Intervention de Raymonde Le Texier

Réunion du 9 janvier 2007 à 16h00
Prévention de la délinquance — Discussion d'un projet de loi en deuxième lecture

Photo de Raymonde Le TexierRaymonde Le Texier :

Vous payez de mots la légitime inquiétude des Français face à la violence et, plutôt que de traiter les causes, vous préférez stigmatiser des catégories sociales : les mineurs, les pauvres, les étrangers, les malades mentaux...

C'est encore le cas de ce texte qui fait du maire le « pivot » de la politique de prévention sur le terrain et dont le noyau dur concerne les mineurs.

En procédant à la quatrième réforme de l'ordonnance de 1945 pour poursuivre l'alignement du droit applicable aux mineurs sur celui des majeurs, c'est à un changement de philosophie en la matière que vous nous obligez, allant jusqu'à nier l'état d'enfance à l'enfant qui transgresse la loi.

Avec ce texte, le mineur n'est plus « en danger », mais source de danger ; la justice des mineurs perd, elle, toute ambition éducative et la sanction devient une fin en soi et non le point de départ du travail éducatif.

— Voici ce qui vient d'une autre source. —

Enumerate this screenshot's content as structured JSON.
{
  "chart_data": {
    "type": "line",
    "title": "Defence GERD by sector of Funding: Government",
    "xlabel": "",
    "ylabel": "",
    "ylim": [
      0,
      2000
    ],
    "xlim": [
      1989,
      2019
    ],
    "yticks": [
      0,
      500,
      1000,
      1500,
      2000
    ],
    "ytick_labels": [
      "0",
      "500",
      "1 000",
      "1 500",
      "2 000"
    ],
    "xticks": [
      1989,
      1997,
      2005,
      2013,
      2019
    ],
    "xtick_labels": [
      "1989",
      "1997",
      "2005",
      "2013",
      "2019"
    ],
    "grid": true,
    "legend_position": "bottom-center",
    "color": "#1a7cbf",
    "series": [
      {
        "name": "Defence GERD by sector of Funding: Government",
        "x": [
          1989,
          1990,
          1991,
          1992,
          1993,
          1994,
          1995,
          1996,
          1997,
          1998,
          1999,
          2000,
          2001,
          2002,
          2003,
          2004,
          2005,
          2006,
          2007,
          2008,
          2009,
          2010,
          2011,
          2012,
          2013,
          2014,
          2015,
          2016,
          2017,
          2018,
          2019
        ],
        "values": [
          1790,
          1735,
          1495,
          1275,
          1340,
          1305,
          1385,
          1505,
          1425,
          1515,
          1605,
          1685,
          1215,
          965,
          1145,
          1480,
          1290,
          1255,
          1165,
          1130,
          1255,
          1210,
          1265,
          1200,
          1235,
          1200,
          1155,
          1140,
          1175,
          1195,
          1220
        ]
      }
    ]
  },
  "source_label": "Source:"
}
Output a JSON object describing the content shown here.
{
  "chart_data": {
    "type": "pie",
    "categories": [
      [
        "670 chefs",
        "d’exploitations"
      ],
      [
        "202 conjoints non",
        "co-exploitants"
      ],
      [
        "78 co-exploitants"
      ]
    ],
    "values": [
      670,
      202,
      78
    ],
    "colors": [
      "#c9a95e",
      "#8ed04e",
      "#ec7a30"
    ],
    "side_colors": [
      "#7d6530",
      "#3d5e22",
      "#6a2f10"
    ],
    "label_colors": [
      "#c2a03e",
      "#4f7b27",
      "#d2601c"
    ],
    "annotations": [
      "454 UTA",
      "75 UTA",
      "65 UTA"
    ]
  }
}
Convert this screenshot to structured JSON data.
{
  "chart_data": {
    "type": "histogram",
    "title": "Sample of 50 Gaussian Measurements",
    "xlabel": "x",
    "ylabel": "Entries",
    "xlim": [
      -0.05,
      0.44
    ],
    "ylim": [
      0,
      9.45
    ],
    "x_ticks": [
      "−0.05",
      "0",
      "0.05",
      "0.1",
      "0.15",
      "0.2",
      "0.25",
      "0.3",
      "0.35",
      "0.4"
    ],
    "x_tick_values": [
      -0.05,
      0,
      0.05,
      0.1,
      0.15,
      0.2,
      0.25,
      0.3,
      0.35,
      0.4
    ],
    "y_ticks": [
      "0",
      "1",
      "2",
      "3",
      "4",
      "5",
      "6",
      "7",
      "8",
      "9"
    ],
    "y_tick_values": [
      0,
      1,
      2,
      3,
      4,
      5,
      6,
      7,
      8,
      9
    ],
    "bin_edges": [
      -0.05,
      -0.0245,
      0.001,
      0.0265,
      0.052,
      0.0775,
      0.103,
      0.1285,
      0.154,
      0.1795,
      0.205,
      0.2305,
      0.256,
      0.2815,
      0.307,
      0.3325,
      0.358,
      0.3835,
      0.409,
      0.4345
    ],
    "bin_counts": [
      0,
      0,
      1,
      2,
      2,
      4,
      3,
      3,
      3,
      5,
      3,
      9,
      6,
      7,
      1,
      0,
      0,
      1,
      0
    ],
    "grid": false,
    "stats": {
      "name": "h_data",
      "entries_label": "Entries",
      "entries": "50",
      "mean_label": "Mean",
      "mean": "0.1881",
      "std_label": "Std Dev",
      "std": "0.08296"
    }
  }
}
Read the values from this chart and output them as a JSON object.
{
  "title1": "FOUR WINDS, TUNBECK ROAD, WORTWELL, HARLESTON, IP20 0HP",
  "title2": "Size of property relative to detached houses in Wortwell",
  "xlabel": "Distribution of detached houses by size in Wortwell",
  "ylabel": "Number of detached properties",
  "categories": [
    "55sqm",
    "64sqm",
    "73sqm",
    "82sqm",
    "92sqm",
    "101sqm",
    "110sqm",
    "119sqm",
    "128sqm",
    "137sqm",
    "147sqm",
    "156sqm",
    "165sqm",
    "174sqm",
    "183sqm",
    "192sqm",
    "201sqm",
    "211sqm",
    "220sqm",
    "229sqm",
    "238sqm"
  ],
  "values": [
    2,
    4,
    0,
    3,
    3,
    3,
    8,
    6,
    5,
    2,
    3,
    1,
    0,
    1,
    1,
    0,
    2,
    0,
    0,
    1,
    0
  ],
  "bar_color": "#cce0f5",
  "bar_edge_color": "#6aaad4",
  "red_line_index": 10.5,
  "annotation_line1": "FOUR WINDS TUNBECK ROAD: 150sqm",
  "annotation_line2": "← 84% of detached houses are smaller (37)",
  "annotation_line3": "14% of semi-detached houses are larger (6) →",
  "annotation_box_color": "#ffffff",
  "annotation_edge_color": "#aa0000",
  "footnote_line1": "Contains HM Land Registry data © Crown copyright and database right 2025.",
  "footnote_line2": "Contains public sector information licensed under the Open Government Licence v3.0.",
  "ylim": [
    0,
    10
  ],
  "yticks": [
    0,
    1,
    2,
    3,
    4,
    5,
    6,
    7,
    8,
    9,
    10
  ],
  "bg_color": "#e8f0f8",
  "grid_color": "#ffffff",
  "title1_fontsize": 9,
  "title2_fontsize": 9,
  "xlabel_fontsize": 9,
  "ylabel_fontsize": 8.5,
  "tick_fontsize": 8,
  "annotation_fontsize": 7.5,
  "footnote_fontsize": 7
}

Votre propre famille politique déplore de telles méthodes. Sur la question des peines « plancher » et la suppression de l'excuse de minorité, le ministre de l'intérieur s'est heurté à l'opposition du garde des sceaux et du Premier ministre.

Mme Alliot-Marie a, quant à elle, publiquement regretté que le ministre de l'intérieur ait « trop souvent insinué l'idée pernicieuse qu'un jeune était un délinquant en devenir ».

Par ailleurs, dans un article du monde, François Chérèque déplore que l'image du mineur présentée dans ce projet de loi soit « celle du prédateur non sanctionné par la justice et, de ce fait, installé dans une ?culture de l'impunité? ».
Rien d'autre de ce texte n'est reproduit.